On the hardware side, Bertila Helena of TechShout noted that folks were already calling the visually arresting Mac Pro update "a trashcan, a coffee mug, a pencil holder and many other things less tasteful." She also noted that the new Mac Pro's innovative heat dispersal system and internal hardware arrangement were likely to be aped by other manufacturers before long.
"This is obviously the future king of all multimedia work, especially video editing, which needs all the help it can get. I would also assume that sort of power would make any Adobe application pop. No waiting!" Dvorak said.
And what about the new MacBook Airs? The new laptops are one of the few WWDC-announced products you can actually get your hands on today – iFixit was already promising a full teardown report late yesterday – but they also appear to have the least amount of ink spilled on them.
After all, what's there to say about a pretty standard upgrade that didn't do much to change up Apple's always popular ultrathin and light laptop line?

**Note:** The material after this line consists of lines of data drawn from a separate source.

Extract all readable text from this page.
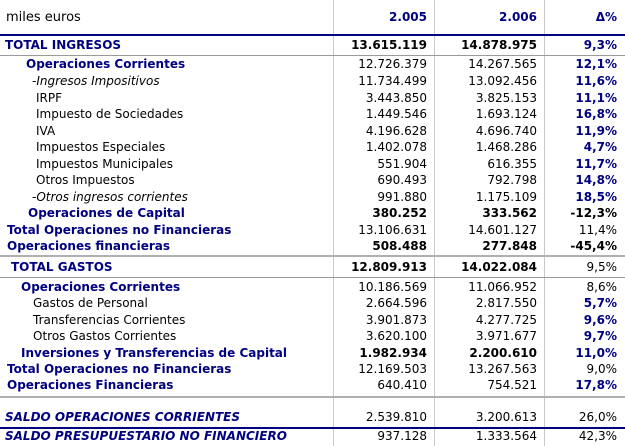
miles euros	2.005	2.006	Δ%
TOTAL INGRESOS	13.615.119	14.878.975	9,3%
Operaciones Corrientes	12.726.379	14.267.565	12,1%
-Ingresos Impositivos	11.734.499	13.092.456	11,6%
IRPF	3.443.850	3.825.153	11,1%
Impuesto de Sociedades	1.449.546	1.693.124	16,8%
IVA	4.196.628	4.696.740	11,9%
Impuestos Especiales	1.402.078	1.468.286	4,7%
Impuestos Municipales	551.904	616.355	11,7%
Otros Impuestos	690.493	792.798	14,8%
-Otros ingresos corrientes	991.880	1.175.109	18,5%
Operaciones de Capital	380.252	333.562	-12,3%
Total Operaciones no Financieras	13.106.631	14.601.127	11,4%
Operaciones financieras	508.488	277.848	-45,4%
TOTAL GASTOS	12.809.913	14.022.084	9,5%
Operaciones Corrientes	10.186.569	11.066.952	8,6%
Gastos de Personal	2.664.596	2.817.550	5,7%
Transferencias Corrientes	3.901.873	4.277.725	9,6%
Otros Gastos Corrientes	3.620.100	3.971.677	9,7%
Inversiones y Transferencias de Capital	1.982.934	2.200.610	11,0%
Total Operaciones no Financieras	12.169.503	13.267.563	9,0%
Operaciones Financieras	640.410	754.521	17,8%
SALDO OPERACIONES CORRIENTES	2.539.810	3.200.613	26,0%
SALDO PRESUPUESTARIO NO FINANCIERO	937.128	1.333.564	42,3%
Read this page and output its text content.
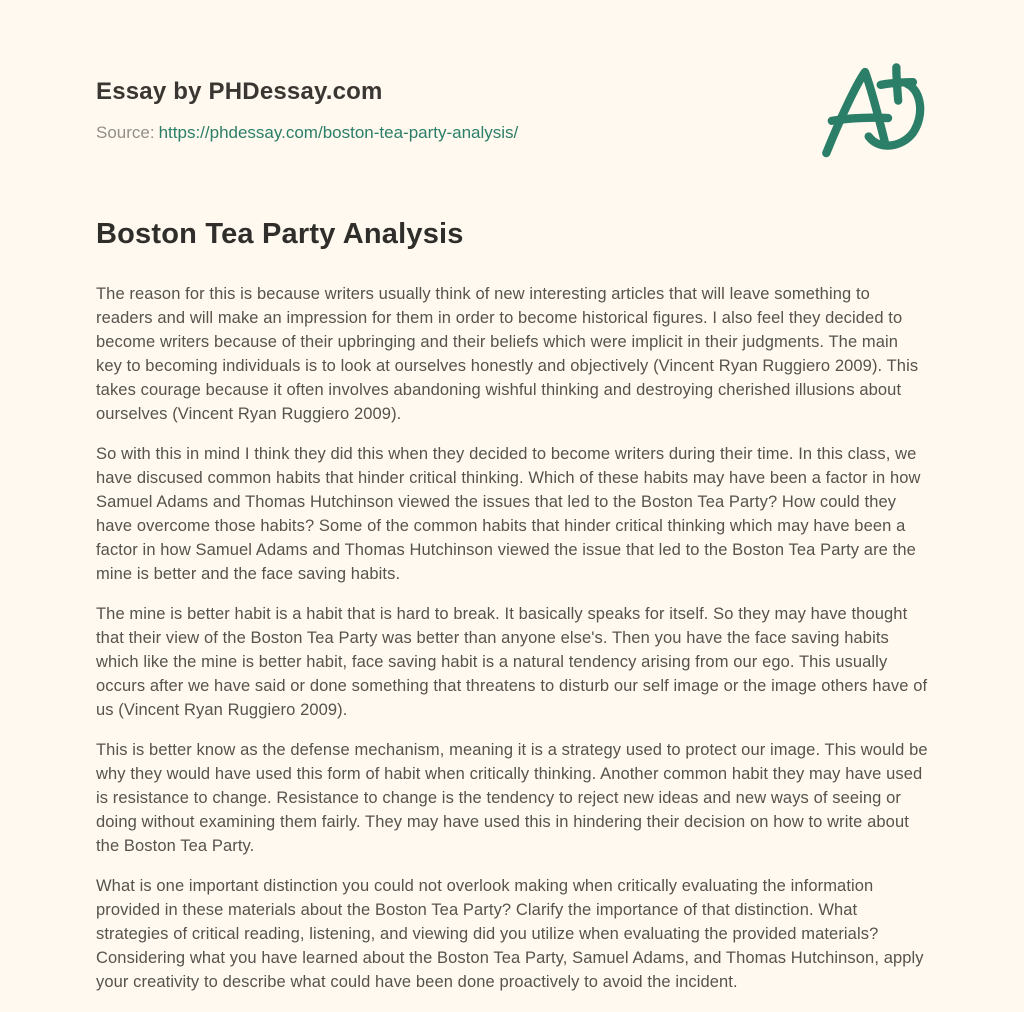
Essay by PHDessay.com
Source: https://phdessay.com/boston-tea-party-analysis/
Boston Tea Party Analysis

The reason for this is because writers usually think of new interesting articles that will leave something to readers and will make an impression for them in order to become historical figures. I also feel they decided to become writers because of their upbringing and their beliefs which were implicit in their judgments. The main key to becoming individuals is to look at ourselves honestly and objectively (Vincent Ryan Ruggiero 2009). This takes courage because it often involves abandoning wishful thinking and destroying cherished illusions about ourselves (Vincent Ryan Ruggiero 2009).

So with this in mind I think they did this when they decided to become writers during their time. In this class, we have discused common habits that hinder critical thinking. Which of these habits may have been a factor in how Samuel Adams and Thomas Hutchinson viewed the issues that led to the Boston Tea Party? How could they have overcome those habits? Some of the common habits that hinder critical thinking which may have been a factor in how Samuel Adams and Thomas Hutchinson viewed the issue that led to the Boston Tea Party are the mine is better and the face saving habits.

The mine is better habit is a habit that is hard to break. It basically speaks for itself. So they may have thought that their view of the Boston Tea Party was better than anyone else's. Then you have the face saving habits which like the mine is better habit, face saving habit is a natural tendency arising from our ego. This usually occurs after we have said or done something that threatens to disturb our self image or the image others have of us (Vincent Ryan Ruggiero 2009).

This is better know as the defense mechanism, meaning it is a strategy used to protect our image. This would be why they would have used this form of habit when critically thinking. Another common habit they may have used is resistance to change. Resistance to change is the tendency to reject new ideas and new ways of seeing or doing without examining them fairly. They may have used this in hindering their decision on how to write about the Boston Tea Party.

What is one important distinction you could not overlook making when critically evaluating the information provided in these materials about the Boston Tea Party? Clarify the importance of that distinction. What strategies of critical reading, listening, and viewing did you utilize when evaluating the provided materials? Considering what you have learned about the Boston Tea Party, Samuel Adams, and Thomas Hutchinson, apply your creativity to describe what could have been done proactively to avoid the incident.
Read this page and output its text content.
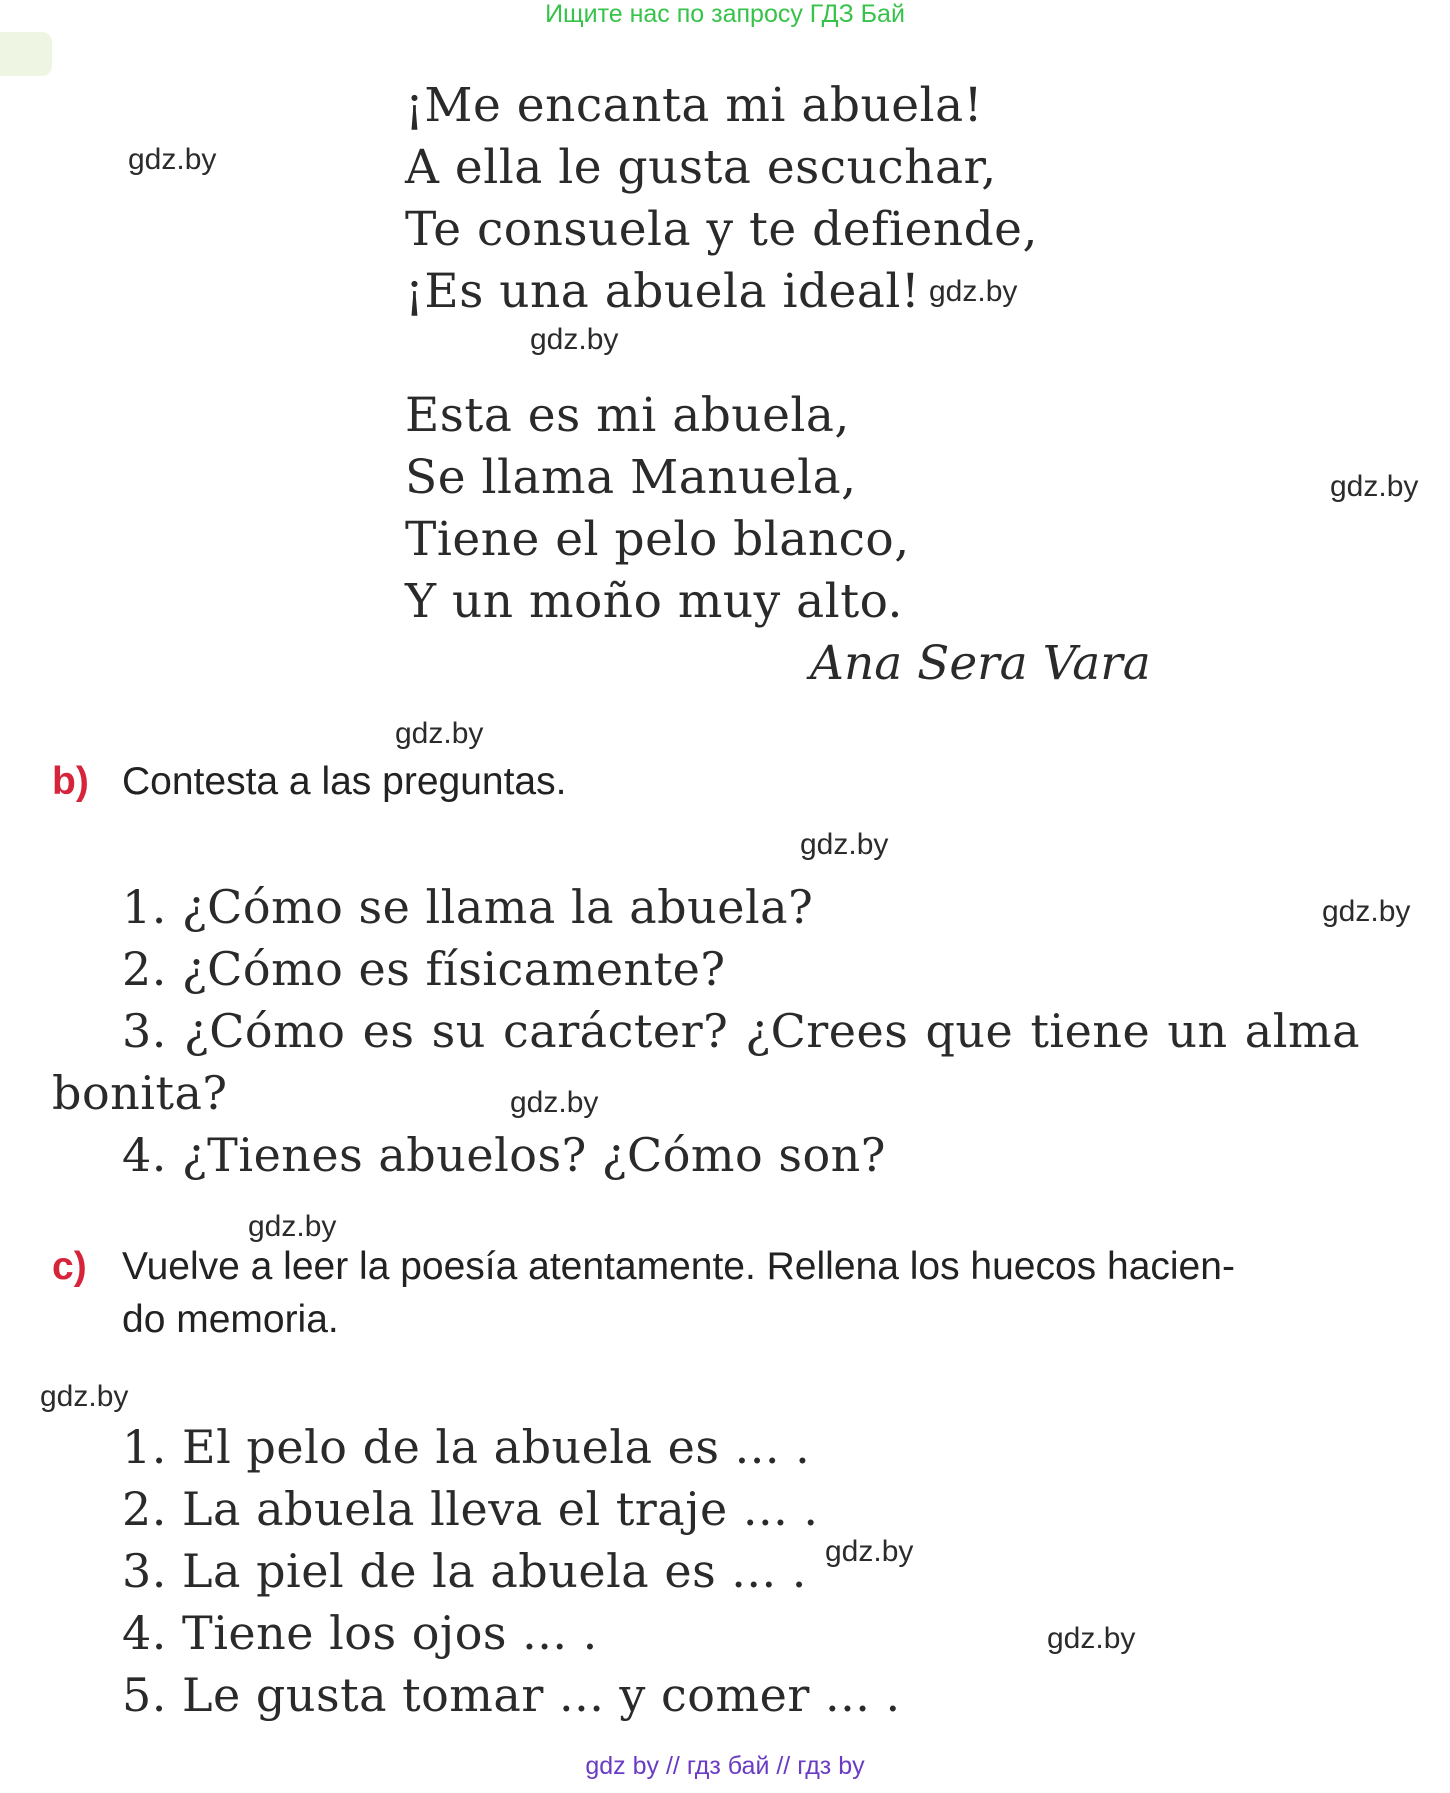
Ищите нас по запросу ГДЗ Бай
¡Me encanta mi abuela!
A ella le gusta escuchar,
Te consuela y te defiende,
¡Es una abuela ideal!
Esta es mi abuela,
Se llama Manuela,
Tiene el pelo blanco,
Y un moño muy alto.
Ana Sera Vara
b) Contesta a las preguntas.
1. ¿Cómo se llama la abuela?
2. ¿Cómo es físicamente?
3. ¿Cómo es su carácter? ¿Crees que tiene un alma
bonita?
4. ¿Tienes abuelos? ¿Cómo son?
c) Vuelve a leer la poesía atentamente. Rellena los huecos hacien-
do memoria.
1. El pelo de la abuela es ... .
2. La abuela lleva el traje ... .
3. La piel de la abuela es ... .
4. Tiene los ojos ... .
5. Le gusta tomar ... y comer ... .
gdz.by
gdz.by
gdz.by
gdz.by
gdz.by
gdz.by
gdz.by
gdz.by
gdz.by
gdz.by
gdz.by
gdz.by
gdz by // гдз бай // гдз by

Joel Santo Domingo laid out the basic specs for the new MacBook Air 11in and 13in, noting that "both systems' exteriors are unchanged from the last couple of iterations."
The main thing to know about the new MacBook Airs is that they're powered by Intel's new Haswell processors, which deliver more efficient performance than the previous generation and hence a better battery life.
Ultimately, Dan Ackerman of CNET found Apple's laptop strategy confusing, noting that Haswell is only appearing in the new MacBook Airs for now.
"It's hard to imagine, but Apple's MacBook line-up has been turned on its head. As of right now, the highest-priced MacBooks are a technological generation behind the least expensive MacBooks, making for shopping confusion if you're about to invest in a new system from Apple," he said.